FIG. 1 is a sectional view showing a bidirectional valve having a diaphragm valve according to an embodiment of the present invention.

FIG. 2 is a cross-sectional view illustrating an enlarged main part of the diaphragm valve of the present embodiment.

FIG. 3 is an enlarged cross-sectional view illustrating an essential part of a diaphragm valve according to another embodiment.

FIG. 4 is a cross-sectional view showing a conventional bidirectional valve.

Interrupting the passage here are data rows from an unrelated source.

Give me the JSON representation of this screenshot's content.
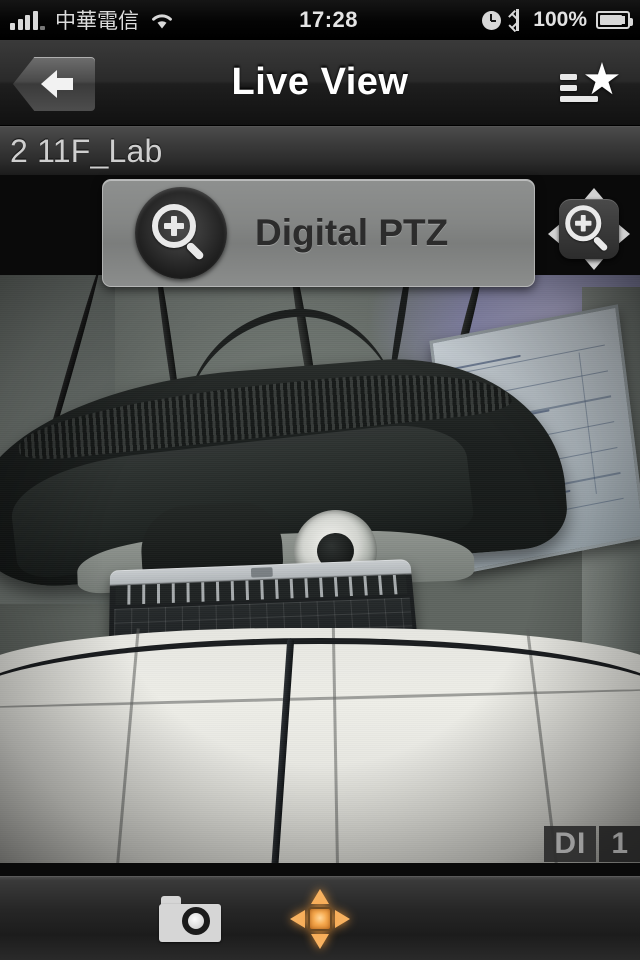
{
  "status_bar": {
    "carrier": "中華電信",
    "time": "17:28",
    "battery_percent": "100%",
    "icons": [
      "signal-bars-icon",
      "wifi-icon",
      "alarm-clock-icon",
      "bluetooth-icon",
      "battery-icon"
    ]
  },
  "nav_bar": {
    "title": "Live View",
    "back_icon": "back-arrow-icon",
    "favorites_icon": "favorites-star-list-icon"
  },
  "camera": {
    "label": "2 11F_Lab"
  },
  "video_overlay": {
    "di_badge": "DI",
    "di_value": "1"
  },
  "toast": {
    "label": "Digital PTZ",
    "icon": "magnifier-plus-icon"
  },
  "ptz_button": {
    "icon": "digital-ptz-zoom-icon",
    "arrows": [
      "up",
      "down",
      "left",
      "right"
    ]
  },
  "toolbar": {
    "snapshot_icon": "camera-snapshot-icon",
    "ptz_icon": "ptz-direction-pad-icon"
  },
  "colors": {
    "accent_orange": "#f7b160",
    "nav_background": "#2a2a2a",
    "toolbar_background": "#262626",
    "text_light": "#cfcfcf"
  }
}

FIG. 5 is a graph showing a flow rate characteristic of a diaphragm valve.

[Explanation of symbols]

 CP ... Canister connection port 10 ... Bidirectional valve 20 ... Case body 22 ... Lower extension 24 ... Lower opening 26 ... Lower step 28 ... Sidewall 29 ... Mounting step 30C ... Canister side conduit 30T ... Tank side conduit Portion 32C ... Canister side flow passage 32T ... Tank side flow passage 34C ... Canister side port 34T ... Tank side port 42 ... Upper expansion portion 44 ... Upper opening 46 ... Upper step portion 47 ... Check valve seat 48 ... Partition portion 49 ... Through hole 50 ... Flow path chamber 52 ... Middle inner chamber 60 ... Check valve lid 62 ... Fitting step 70 ... Diaphragm valve lid 72 ... Lid fitting 74 ... Outside air duct 76 ... Outside air passage 80 ... Check valve 82 ... Check spring guide member 84 ... Check spring 88 ... Check valve chamber 90 ... Check valve body 92 ... Bottom hole 94 ... Dish-shaped portion 96 ... Extended peripheral portion 98 ... Annular protrusion 100 ... Die YAFFRAM valve 104 ... weight 104A ... weight 104a ... mounting through hole 110 ... diaphragm valve body 112 ... seating part 113 ... mounting projection 113a ... preventing projection 114 ... pressure receiving part 120 ... diaphragm valve chamber 122 ... diaphragm fluid pressure chamber 124 ... Diaphragm reference pressure chamber 130 ... Valve seat member 132 ... Umbrella-shaped protrusion 138 ... Valve flow path

 ─────────────────────────────────────────────────── ─── Continuation of front page (72) Inventor Joji Kasugai 1 Ochiai, Nagachiga, Kasuga-cho, Nishikasugai-gun, Aichi Toyoda Gosei Co., Ltd. Address within Toyoda Gosei Co., Ltd.

Claims (2)

[Claims] 1. A seat surface horizontally formed facing a flow path, a valve body made of rubber or resin for opening and closing the flow path by seating on or away from the seat surface, and a valve body mounted on the valve body. And a weight for applying gravity corresponding to the valve opening pressure of the valve body in the direction of the seat surface, and a flow control valve. 2. The valve body receives a reference pressure on one surface,
The flow control valve according to claim 1, wherein the other surface is a diaphragm valve body that receives the fluid pressure of the flow path.